The Indonesian government's plan to develop a food estate in Papua has come in for heavy criticism for potentially marginalizing small farmers and threatening the environment.
The government hopes the 1.6 million hectare Merauke Integrated Food and Energy Estate in Merauke District will turn Indonesia into one of the world's biggest food producers.
The project will need between 50 and 60 trillion rupiah (US$5.5 billion-$6.6 billion) in initial investment and is expected to create thousands of jobs, Deputy Agriculture Minister Bayu Krisnamurthi said.
Some 36 local and foreign companies have expressed interest and the government will spend between 2.5 and three trillion rupiah on infrastructure, he said.
"We need major investors to come in first," Krisnamurthi told reporters this month.
Crops to be grown include rice, sugar cane, soya beans and maize, he said.
NGO activists have rejected the plan, saying the estate could bring more harm than benefit to the local population.
"Food is not just a commercial commodity but is also a basic human right, and leaving food provision to the private sector can hinder people's access to food because corporations are driven by profit," Elisha Kartini, an activist from the Indonesian Farmer Union (SPI), told IRIN.
The Papua region, comprising most of the western half of the island of New Guinea, is divided into two provinces – Papua and West Papua. They are the poorest of Indonesia’s 32 provinces, with 35 percent of its 2.6 million inhabitants living below the poverty line, according to the National Bureau of Statistics, against a national poverty rate of 14.15 percent in 2009.
Competition
Indonesia's leading environmental group, Walhi, warned that the project would amount to a land grab and cause local farmers to suffer because they would be unable to compete with major corporations.
"The foundation of our food security is still vulnerable," Muhammad Islah, Walhi's water and food campaigner, told IRIN
"Farmers are still struggling with scarcity of land in the face of market liberalization and government policy unfavourable to small farmers," he said.
"If this project goes ahead, it would amount to legalised land-grabbing when domestic and foreign businesses are allowed to compete with small farmers."
Agriculture Minister Suswono said Indonesian companies would control interests in the estate and foreign ownership would be limited to 49 percent.
Deputy Minister Krisnamurthi said the estate was expected to contribute one million metric tonnes in rice production annually and between 800,000 and 1.2 million metric tonnes of sugar. Indonesia produces about 60 million tonnes of rice annually.
Coordinating Minister for the Economy Hatta Radjasa said the project would start this year but details were still being worked out and tried to allay fears that it would damage the environment.
"We have to really make use of idle land, so forest areas must remain intact and deforested areas will be converted into plantation areas," he said.
Environmental threat
But Walhi warned that the estate would threaten the ecosystem and its ecological balance.

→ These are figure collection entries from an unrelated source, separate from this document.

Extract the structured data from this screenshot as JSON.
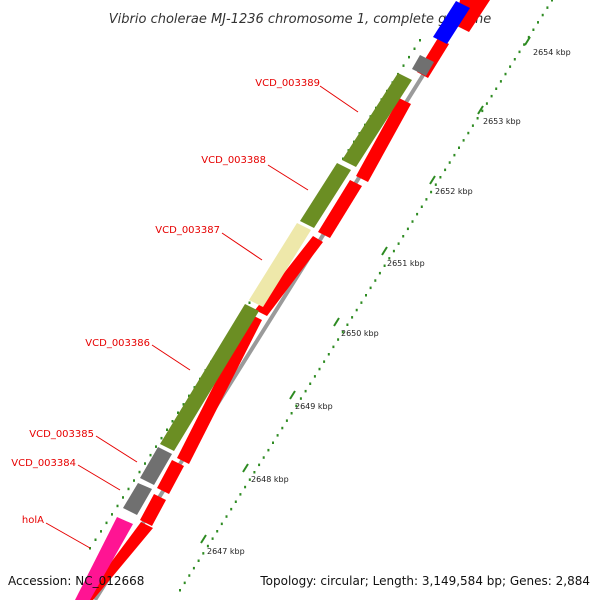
{
  "title": "Vibrio cholerae MJ-1236 chromosome 1, complete genome",
  "footer": {
    "accession": "Accession: NC_012668",
    "summary": "Topology: circular; Length: 3,149,584 bp; Genes: 2,884"
  },
  "colors": {
    "backbone": "#9a9a9a",
    "reverse_strand_gene": "#ff0000",
    "label": "#e60000",
    "tick": "#2e8b22",
    "hypothetical": "#6b8e23",
    "pseudo_pale": "#eee8aa",
    "gray_gene": "#707070",
    "pink_gene": "#ff1493",
    "blue_gene": "#0000ff"
  },
  "scale": {
    "unit": "kbp",
    "ticks": [
      {
        "label": "2647 kbp"
      },
      {
        "label": "2648 kbp"
      },
      {
        "label": "2649 kbp"
      },
      {
        "label": "2650 kbp"
      },
      {
        "label": "2651 kbp"
      },
      {
        "label": "2652 kbp"
      },
      {
        "label": "2653 kbp"
      },
      {
        "label": "2654 kbp"
      }
    ]
  },
  "gene_labels": [
    {
      "text": "VCD_003389"
    },
    {
      "text": "VCD_003388"
    },
    {
      "text": "VCD_003387"
    },
    {
      "text": "VCD_003386"
    },
    {
      "text": "VCD_003385"
    },
    {
      "text": "VCD_003384"
    },
    {
      "text": "holA"
    }
  ]
}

"Large-scale land conversions in Merauke, which consists of predominantly low-lying land and marshes, could cause it to lose its land areas," Walhi said in a statement. "The decrease in forest and water catchment areas could result in a faster intrusion of sea water to the land."
The West Papua Advocacy Team, a Papuan pressure group, said the plan entailed an expansion of Merauke's population of some 175,000 people to up to 800,000.
The group warned that the project would likely involve a state-supported inflow of non-Papuans along the lines of decades of "transmigration policies" adopted by the government of former president Suharto.
The policy has in the past been blamed for ethnic conflict in the Indonesian part of Borneo and Sumatra islands.
"That conflict has arisen as local populations are marginalized in their own homelands as government supports programmes that favour the internal migrants to the disadvantage of locals," the group said in a statement.
"There is growing opposition to the scheme from small-scale Papuan farmers who say they fear their traditional livelihoods will be threatened by the large-scale, state-subsidized commercialization of agriculture," it added.